Si possono tralasciare a questo punto le responsabilità dei democratici più o meno sinceri che hanno ceduto terreno all’avanzare di questo stato di cose ignorando i fenomeni profondi di degrado che hanno attraversato la storia di questi anni sotto l’aspetto politico, economico, sociale, morale, acconciandosi acriticamente a fenomeni di trasformazione negativa nella realtà dell’agire politico.

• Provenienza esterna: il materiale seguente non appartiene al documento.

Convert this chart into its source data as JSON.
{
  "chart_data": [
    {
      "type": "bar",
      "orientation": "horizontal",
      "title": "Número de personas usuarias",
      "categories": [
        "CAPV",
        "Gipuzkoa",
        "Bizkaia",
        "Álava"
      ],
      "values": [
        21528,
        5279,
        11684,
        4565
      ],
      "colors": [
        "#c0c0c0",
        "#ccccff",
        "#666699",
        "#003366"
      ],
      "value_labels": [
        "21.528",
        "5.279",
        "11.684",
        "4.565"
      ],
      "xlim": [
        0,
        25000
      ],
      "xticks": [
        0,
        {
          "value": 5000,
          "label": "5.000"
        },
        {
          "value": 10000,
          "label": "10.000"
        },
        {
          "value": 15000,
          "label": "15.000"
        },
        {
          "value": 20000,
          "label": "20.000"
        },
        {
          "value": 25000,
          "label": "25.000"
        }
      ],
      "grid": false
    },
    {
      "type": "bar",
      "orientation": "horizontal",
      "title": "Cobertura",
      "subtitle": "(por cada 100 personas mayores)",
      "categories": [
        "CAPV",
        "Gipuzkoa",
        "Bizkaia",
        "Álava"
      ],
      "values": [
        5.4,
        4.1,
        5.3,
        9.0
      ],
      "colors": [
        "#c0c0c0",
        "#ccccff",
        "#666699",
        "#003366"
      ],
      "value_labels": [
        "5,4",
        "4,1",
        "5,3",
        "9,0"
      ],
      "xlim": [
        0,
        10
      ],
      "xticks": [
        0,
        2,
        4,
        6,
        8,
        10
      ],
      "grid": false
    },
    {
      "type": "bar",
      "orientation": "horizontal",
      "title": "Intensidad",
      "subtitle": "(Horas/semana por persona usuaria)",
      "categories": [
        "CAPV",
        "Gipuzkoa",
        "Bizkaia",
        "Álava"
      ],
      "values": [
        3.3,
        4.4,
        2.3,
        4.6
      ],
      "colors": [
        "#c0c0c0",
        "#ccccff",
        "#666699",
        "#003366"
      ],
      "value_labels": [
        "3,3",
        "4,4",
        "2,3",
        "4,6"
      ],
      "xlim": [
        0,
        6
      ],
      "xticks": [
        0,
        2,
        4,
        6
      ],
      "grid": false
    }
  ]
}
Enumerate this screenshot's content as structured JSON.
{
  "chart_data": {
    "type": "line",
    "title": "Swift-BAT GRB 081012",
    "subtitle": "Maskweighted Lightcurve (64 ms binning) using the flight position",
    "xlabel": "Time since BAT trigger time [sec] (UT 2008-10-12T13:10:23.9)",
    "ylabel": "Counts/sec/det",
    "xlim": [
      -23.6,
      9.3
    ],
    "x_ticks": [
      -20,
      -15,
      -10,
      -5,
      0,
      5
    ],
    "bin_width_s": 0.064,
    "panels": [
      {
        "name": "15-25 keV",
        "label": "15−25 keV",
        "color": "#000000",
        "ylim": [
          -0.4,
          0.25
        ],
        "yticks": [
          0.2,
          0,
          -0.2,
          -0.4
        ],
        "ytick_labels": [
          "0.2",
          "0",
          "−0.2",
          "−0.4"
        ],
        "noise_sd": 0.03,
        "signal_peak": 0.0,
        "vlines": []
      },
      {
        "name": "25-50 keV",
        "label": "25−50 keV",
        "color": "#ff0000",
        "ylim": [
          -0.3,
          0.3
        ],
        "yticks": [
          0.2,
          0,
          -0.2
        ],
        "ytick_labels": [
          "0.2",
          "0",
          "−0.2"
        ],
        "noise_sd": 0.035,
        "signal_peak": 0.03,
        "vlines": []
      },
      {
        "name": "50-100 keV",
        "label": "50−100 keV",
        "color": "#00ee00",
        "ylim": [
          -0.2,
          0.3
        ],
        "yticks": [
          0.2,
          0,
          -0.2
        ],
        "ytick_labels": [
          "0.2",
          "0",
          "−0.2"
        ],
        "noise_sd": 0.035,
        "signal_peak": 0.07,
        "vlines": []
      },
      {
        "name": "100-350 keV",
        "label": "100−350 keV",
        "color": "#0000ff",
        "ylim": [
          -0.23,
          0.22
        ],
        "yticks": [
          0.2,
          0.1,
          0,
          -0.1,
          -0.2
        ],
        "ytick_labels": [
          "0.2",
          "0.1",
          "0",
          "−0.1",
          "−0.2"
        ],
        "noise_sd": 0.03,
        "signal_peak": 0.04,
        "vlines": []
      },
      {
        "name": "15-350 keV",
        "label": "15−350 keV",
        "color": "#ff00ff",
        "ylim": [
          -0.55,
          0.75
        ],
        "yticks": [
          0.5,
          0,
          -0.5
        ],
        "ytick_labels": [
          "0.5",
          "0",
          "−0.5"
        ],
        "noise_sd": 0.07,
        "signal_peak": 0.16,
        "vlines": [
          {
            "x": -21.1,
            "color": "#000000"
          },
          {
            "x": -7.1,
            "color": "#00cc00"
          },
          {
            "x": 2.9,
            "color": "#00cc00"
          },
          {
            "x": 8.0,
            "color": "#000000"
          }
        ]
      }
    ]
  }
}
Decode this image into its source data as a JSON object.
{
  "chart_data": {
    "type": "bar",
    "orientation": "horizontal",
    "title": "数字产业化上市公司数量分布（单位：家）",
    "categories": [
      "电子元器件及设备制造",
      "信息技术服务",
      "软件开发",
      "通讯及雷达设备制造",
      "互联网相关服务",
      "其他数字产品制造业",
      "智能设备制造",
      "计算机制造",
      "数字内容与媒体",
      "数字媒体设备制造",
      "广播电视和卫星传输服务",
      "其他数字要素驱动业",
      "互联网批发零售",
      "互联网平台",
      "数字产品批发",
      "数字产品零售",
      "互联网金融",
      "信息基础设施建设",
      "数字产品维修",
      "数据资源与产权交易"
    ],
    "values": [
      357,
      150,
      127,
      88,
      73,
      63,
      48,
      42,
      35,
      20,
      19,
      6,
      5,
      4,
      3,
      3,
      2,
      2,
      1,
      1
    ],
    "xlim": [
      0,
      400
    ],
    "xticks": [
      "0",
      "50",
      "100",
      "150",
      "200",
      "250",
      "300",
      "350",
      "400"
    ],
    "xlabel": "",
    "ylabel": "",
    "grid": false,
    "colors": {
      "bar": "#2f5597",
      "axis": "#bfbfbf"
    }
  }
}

Nello stesso tempo, però, è bene ricordare l’impraticabilità di qualsiasi ipotesi riformista, da “centro-sinistra” o da “sinistra di governo”: un giudizio che non deriva semplicemente dalla negazione assoluta di questi concetti, ma dalla loro pratica inapplicabilità nel contesto attuale (in questo si rileva la debolezza e la sostanziale marginalità della posizione da “europeisti insubordinati” che caratterizzerà la presenza della Lista Tsipras alle prossime elezioni europee).
A sinistra occorre trovare il luogo politico per cercare di tirare le fila di una riflessione e di un’azione basata su due punti che è necessario e urgente mettere in piedi: un soggetto di opposizione che difenda i principi fondamentali della “democrazia repubblicana”, un soggetto politicamente autonomo che punti a recuperare in pieno i contenuti di un’opposizione comunista e anticapitalista all’altezza delle contraddizioni dell’oggi.
Se n’è già scritto e parlato, ma sembra difficile passare all’azione pratica di aggregazione e all’elaborazione politica di contenuti adeguati: pur tuttavia, anche nelle grandi difficoltà dell’oggi, vale la pena insistere.